A pass-through security is a mortgage-backed security structure that passes principal and interest cash flow from pooled mortgages through to investors.
A pass-through security is a mortgage-backed security structure that passes principal and interest cash flow from pooled mortgages through to investors.
A pass-through security matters because it helps explain how borrower payments on many individual loans are turned into investor cash flow in the secondary market.
It also matters because borrowers can hear that a loan sits inside an MBS without understanding what that means operationally.
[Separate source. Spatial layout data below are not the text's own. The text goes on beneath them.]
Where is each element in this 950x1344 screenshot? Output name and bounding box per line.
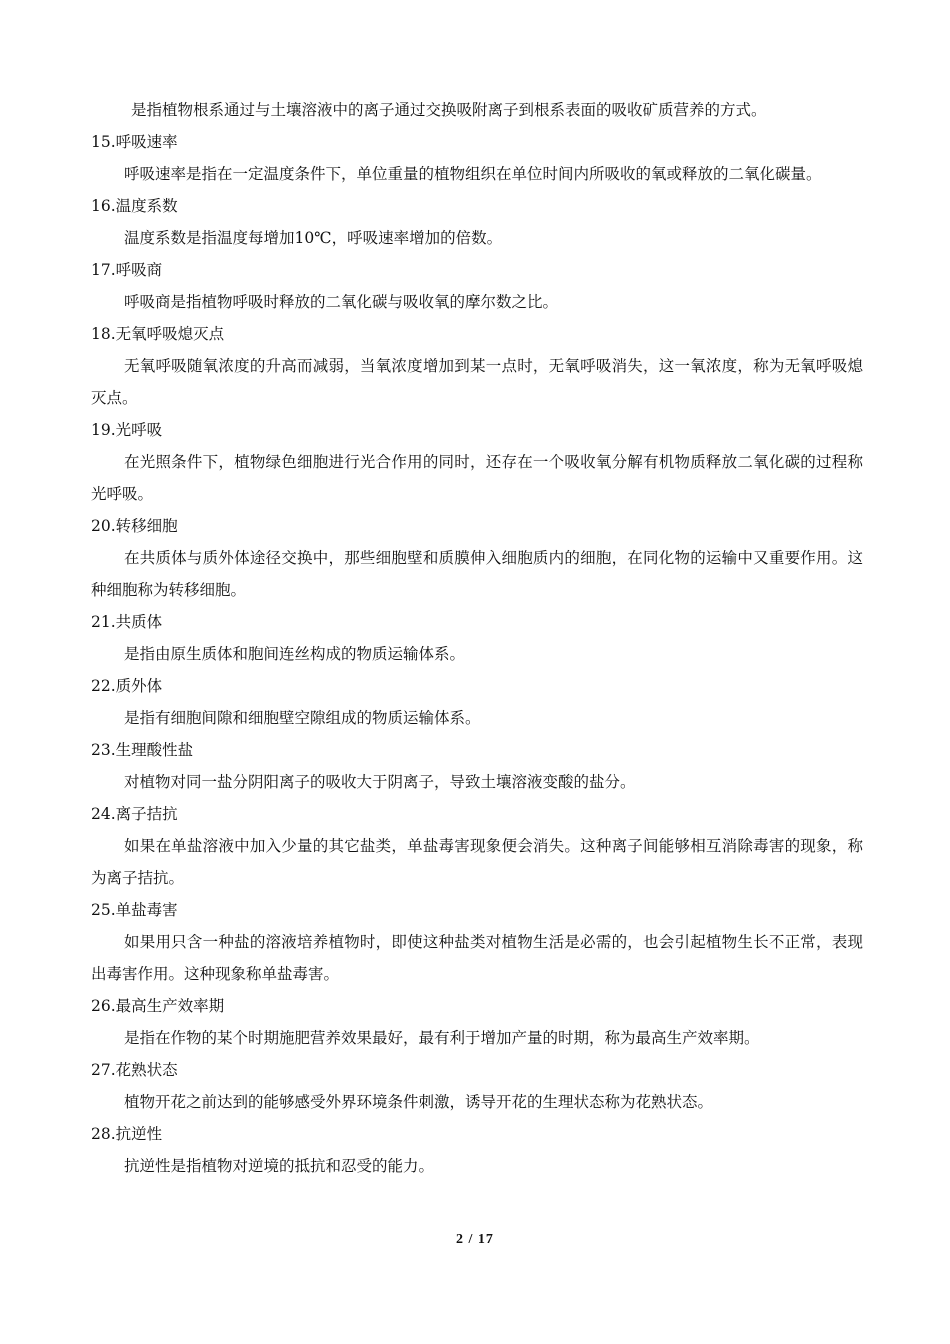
- term-entry: [91, 670, 863, 734]
- term-definition: 是指由原生质体和胞间连丝构成的物质运输体系。: [124, 645, 466, 663]
- term-definition: 如果用只含一种盐的溶液培养植物时，即使这种盐类对植物生活是必需的，也会引起植物生长不正常，表现出毒害作用。这种现象称单盐毒害。: [91, 933, 863, 983]
- term-definition: 是指有细胞间隙和细胞壁空隙组成的物质运输体系。: [124, 709, 481, 727]
- term-entry: [91, 894, 863, 990]
- term-heading: 16.温度系数: [91, 197, 178, 215]
- term-heading: 20.转移细胞: [91, 517, 178, 535]
- term-heading: 27.花熟状态: [91, 1061, 178, 1079]
- term-definition: 对植物对同一盐分阴阳离子的吸收大于阴离子，导致土壤溶液变酸的盐分。: [124, 773, 636, 791]
- term-definition: 是指在作物的某个时期施肥营养效果最好，最有利于增加产量的时期，称为最高生产效率期。: [124, 1029, 760, 1047]
- term-entry: [91, 510, 863, 606]
- term-heading: 17.呼吸商: [91, 261, 163, 279]
- term-definition: 呼吸速率是指在一定温度条件下，单位重量的植物组织在单位时间内所吸收的氧或释放的二氧化碳量。: [124, 165, 822, 183]
- term-entry: [91, 126, 863, 190]
- term-definition: 抗逆性是指植物对逆境的抵抗和忍受的能力。: [124, 1157, 435, 1175]
- term-entry: [91, 798, 863, 894]
- term-definition: 无氧呼吸随氧浓度的升高而减弱，当氧浓度增加到某一点时，无氧呼吸消失，这一氧浓度，称为无氧呼吸熄灭点。: [91, 357, 863, 407]
- term-definition: 呼吸商是指植物呼吸时释放的二氧化碳与吸收氧的摩尔数之比。: [124, 293, 559, 311]
- term-heading: 18.无氧呼吸熄灭点: [91, 325, 225, 343]
- document-body: [91, 94, 863, 1182]
- term-entry: [91, 254, 863, 318]
- term-heading: 26.最高生产效率期: [91, 997, 225, 1015]
- term-entry: [91, 990, 863, 1054]
- page-number: 2 / 17: [456, 1232, 494, 1247]
- term-definition: 在光照条件下，植物绿色细胞进行光合作用的同时，还存在一个吸收氧分解有机物质释放二氧化碳的过程称光呼吸。: [91, 453, 863, 503]
- term-entry: [91, 318, 863, 414]
- term-heading: 25.单盐毒害: [91, 901, 178, 919]
- term-entry: [91, 606, 863, 670]
- term-entry: [91, 190, 863, 254]
- term-definition: 如果在单盐溶液中加入少量的其它盐类，单盐毒害现象便会消失。这种离子间能够相互消除毒害的现象，称为离子拮抗。: [91, 837, 863, 887]
- term-heading: 23.生理酸性盐: [91, 741, 194, 759]
- term-heading: 15.呼吸速率: [91, 133, 178, 151]
- term-entry: [91, 414, 863, 510]
- term-heading: 28.抗逆性: [91, 1125, 163, 1143]
- term-entry: [91, 1054, 863, 1118]
- term-heading: 24.离子拮抗: [91, 805, 178, 823]
- term-entry: [91, 734, 863, 798]
- intro-paragraph: 是指植物根系通过与土壤溶液中的离子通过交换吸附离子到根系表面的吸收矿质营养的方式。: [131, 101, 767, 119]
- term-definition: 植物开花之前达到的能够感受外界环境条件刺激，诱导开花的生理状态称为花熟状态。: [124, 1093, 714, 1111]
- term-heading: 19.光呼吸: [91, 421, 163, 439]
- term-definition: 温度系数是指温度每增加10℃，呼吸速率增加的倍数。: [124, 229, 503, 247]
- term-entry: [91, 1118, 863, 1182]
- term-list: [91, 126, 863, 1182]
- term-definition: 在共质体与质外体途径交换中，那些细胞壁和质膜伸入细胞质内的细胞，在同化物的运输中又重要作用。这种细胞称为转移细胞。: [91, 549, 863, 599]
- term-heading: 21.共质体: [91, 613, 163, 631]
- term-heading: 22.质外体: [91, 677, 163, 695]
Pass-through is one of the basic ways that mortgage cash flow is transmitted from many mortgages to the investment side of the market.
Borrowers usually encounter this concept only indirectly when learning how mortgage-backed securities work after closing.
The term becomes practical when the borrower wants a plain-language explanation of how pooled mortgage payments support security investors and why mortgage cash flow can be discussed like a market product.
A borrower’s mortgage payment becomes part of the cash flow from a larger pool of similar loans, and that combined flow is passed through to security investors after the servicing and security structure do their part. That is the pass-through idea.
Pass-through security differs from a Mortgage-Backed Security (MBS) because MBS is the broader category, while pass-through describes one cash-flow structure within that category.
It also differs from a Whole Loan, which is an individual loan asset rather than a pooled security structure.
It also differs from Securitization. Securitization is the process of turning loans into securities, while pass-through security describes one type of resulting cash-flow structure.